Android malware detection systems require classifiers with high accuracies. One of the ways of improving the accuracy has been the use of ensemble learning. In this paper, we employ ensemble learning at the feature selection level and at the prediction level to address the problem of Android malware detection. API classes are extracted from Android apps that constitute our binary feature set. At the feature selection level, we used three filter feature selection methods and combined their feature subsets by using the union combination where all the features selected by each of the three feature selection methods are used. Thus, ensemble learning is performed prior to classification and hence the name pre-classification ensemble. At the prediction level, ensemble learning is performed by taking the majority vote of the predictions of three individual classifiers trained on each of the feature subsets generated by the three filter feature selection methods.
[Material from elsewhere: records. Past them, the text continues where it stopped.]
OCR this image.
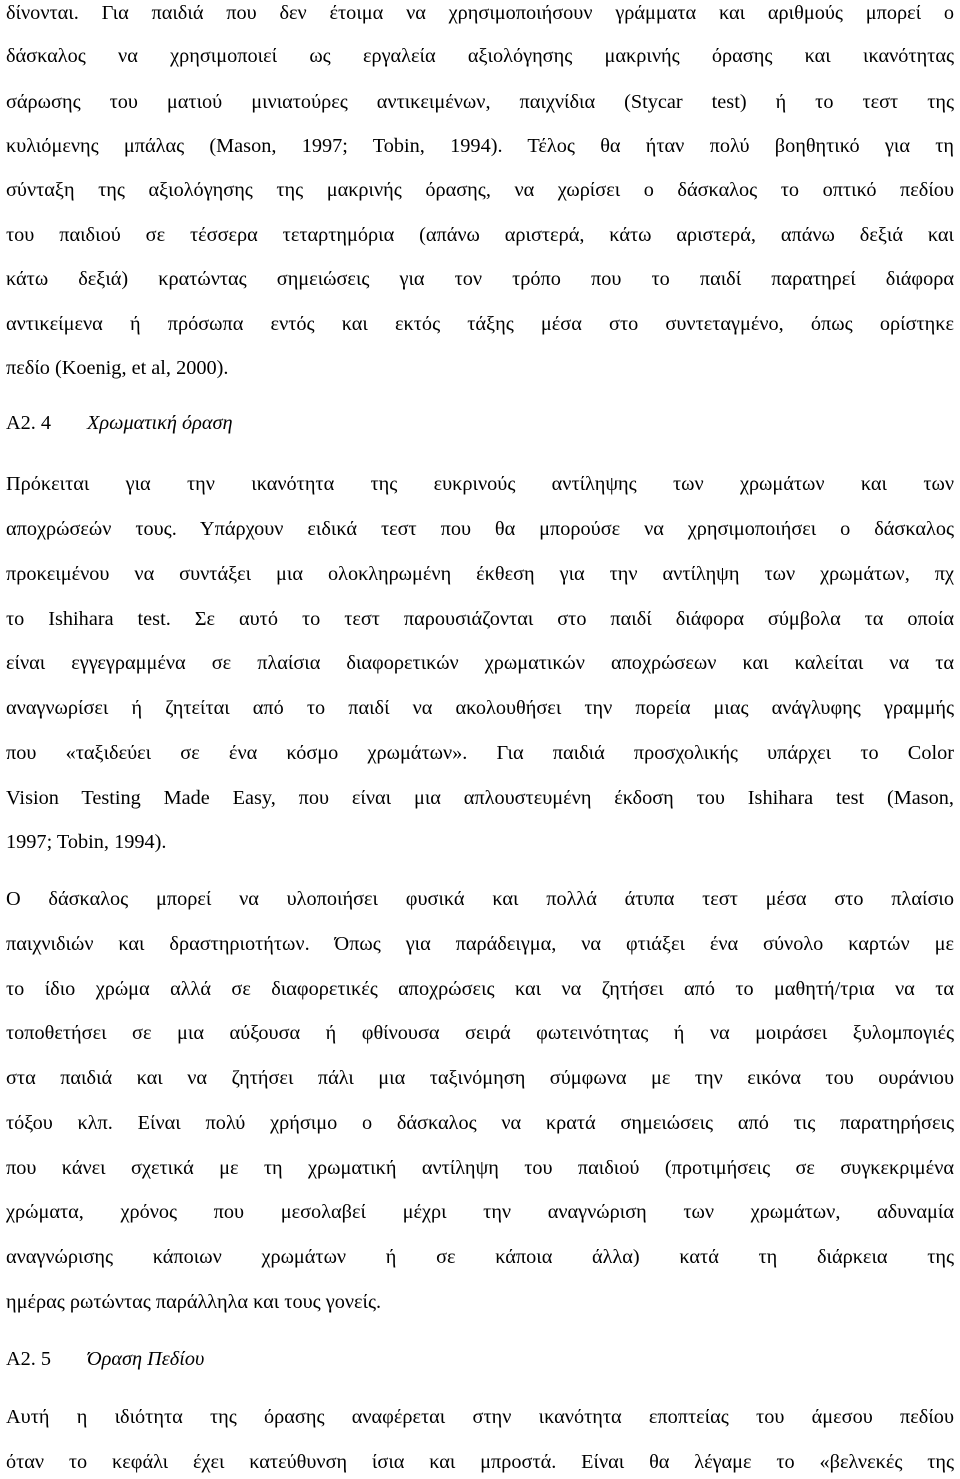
δίνονται. Για παιδιά που δεν έτοιμα να χρησιμοποιήσουν γράμματα και αριθμούς μπορεί ο
δάσκαλος να χρησιμοποιεί ως εργαλεία αξιολόγησης μακρινής όρασης και ικανότητας
σάρωσης του ματιού μινιατούρες αντικειμένων, παιχνίδια (Stycar test) ή το τεστ της
κυλιόμενης μπάλας (Mason, 1997; Tobin, 1994). Τέλος θα ήταν πολύ βοηθητικό για τη
σύνταξη της αξιολόγησης της μακρινής όρασης, να χωρίσει ο δάσκαλος το οπτικό πεδίου
του παιδιού σε τέσσερα τεταρτημόρια (απάνω αριστερά, κάτω αριστερά, απάνω δεξιά και
κάτω δεξιά) κρατώντας σημειώσεις για τον τρόπο που το παιδί παρατηρεί διάφορα
αντικείμενα ή πρόσωπα εντός και εκτός τάξης μέσα στο συντεταγμένο, όπως ορίστηκε
πεδίο (Koenig, et al, 2000).
Α2. 4 Χρωματική όραση
Πρόκειται για την ικανότητα της ευκρινούς αντίληψης των χρωμάτων και των
αποχρώσεών τους. Υπάρχουν ειδικά τεστ που θα μπορούσε να χρησιμοποιήσει ο δάσκαλος
προκειμένου να συντάξει μια ολοκληρωμένη έκθεση για την αντίληψη των χρωμάτων, πχ
το Ishihara test. Σε αυτό το τεστ παρουσιάζονται στο παιδί διάφορα σύμβολα τα οποία
είναι εγγεγραμμένα σε πλαίσια διαφορετικών χρωματικών αποχρώσεων και καλείται να τα
αναγνωρίσει ή ζητείται από το παιδί να ακολουθήσει την πορεία μιας ανάγλυφης γραμμής
που «ταξιδεύει σε ένα κόσμο χρωμάτων». Για παιδιά προσχολικής υπάρχει το Color
Vision Testing Made Easy, που είναι μια απλουστευμένη έκδοση του Ishihara test (Mason,
1997; Tobin, 1994).
Ο δάσκαλος μπορεί να υλοποιήσει φυσικά και πολλά άτυπα τεστ μέσα στο πλαίσιο
παιχνιδιών και δραστηριοτήτων. Όπως για παράδειγμα, να φτιάξει ένα σύνολο καρτών με
το ίδιο χρώμα αλλά σε διαφορετικές αποχρώσεις και να ζητήσει από το μαθητή/τρια να τα
τοποθετήσει σε μια αύξουσα ή φθίνουσα σειρά φωτεινότητας ή να μοιράσει ξυλομπογιές
στα παιδιά και να ζητήσει πάλι μια ταξινόμηση σύμφωνα με την εικόνα του ουράνιου
τόξου κλπ. Είναι πολύ χρήσιμο ο δάσκαλος να κρατά σημειώσεις από τις παρατηρήσεις
που κάνει σχετικά με τη χρωματική αντίληψη του παιδιού (προτιμήσεις σε συγκεκριμένα
χρώματα, χρόνος που μεσολαβεί μέχρι την αναγνώριση των χρωμάτων, αδυναμία
αναγνώρισης κάποιων χρωμάτων ή σε κάποια άλλα) κατά τη διάρκεια της
ημέρας ρωτώντας παράλληλα και τους γονείς.
Α2. 5 Όραση Πεδίου
Αυτή η ιδιότητα της όρασης αναφέρεται στην ικανότητα εποπτείας του άμεσου πεδίου
όταν το κεφάλι έχει κατεύθυνση ίσια και μπροστά. Είναι θα λέγαμε το «βελνεκές της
This approach is referred to as post-classification ensemble since ensemble learning is performed after classification. The significance of ensemble not only lies in the improved performance of the models as confirmed by the experimental results but it also relieves from the burden of selecting an appropriate feature selection method or classification algorithm for a specific dataset. The results indicate that the pre-classification ensemble performs good for low values of the threshold of feature subsets and then starts degrading as the threshold increases, the reason being introduction of irrelevant features. However, the post-classification ensemble is not affected by the thresholds as the predictions are now based on majority vote of three individual feature selection methods based classifiers.

As future work, we propose to compare the pre- and post-classification ensemble strategies for other machine learning algorithms. Also, we used only those filter methods that can be applied to binary data. The same can be explored with numeric features and other filter feature selection methods.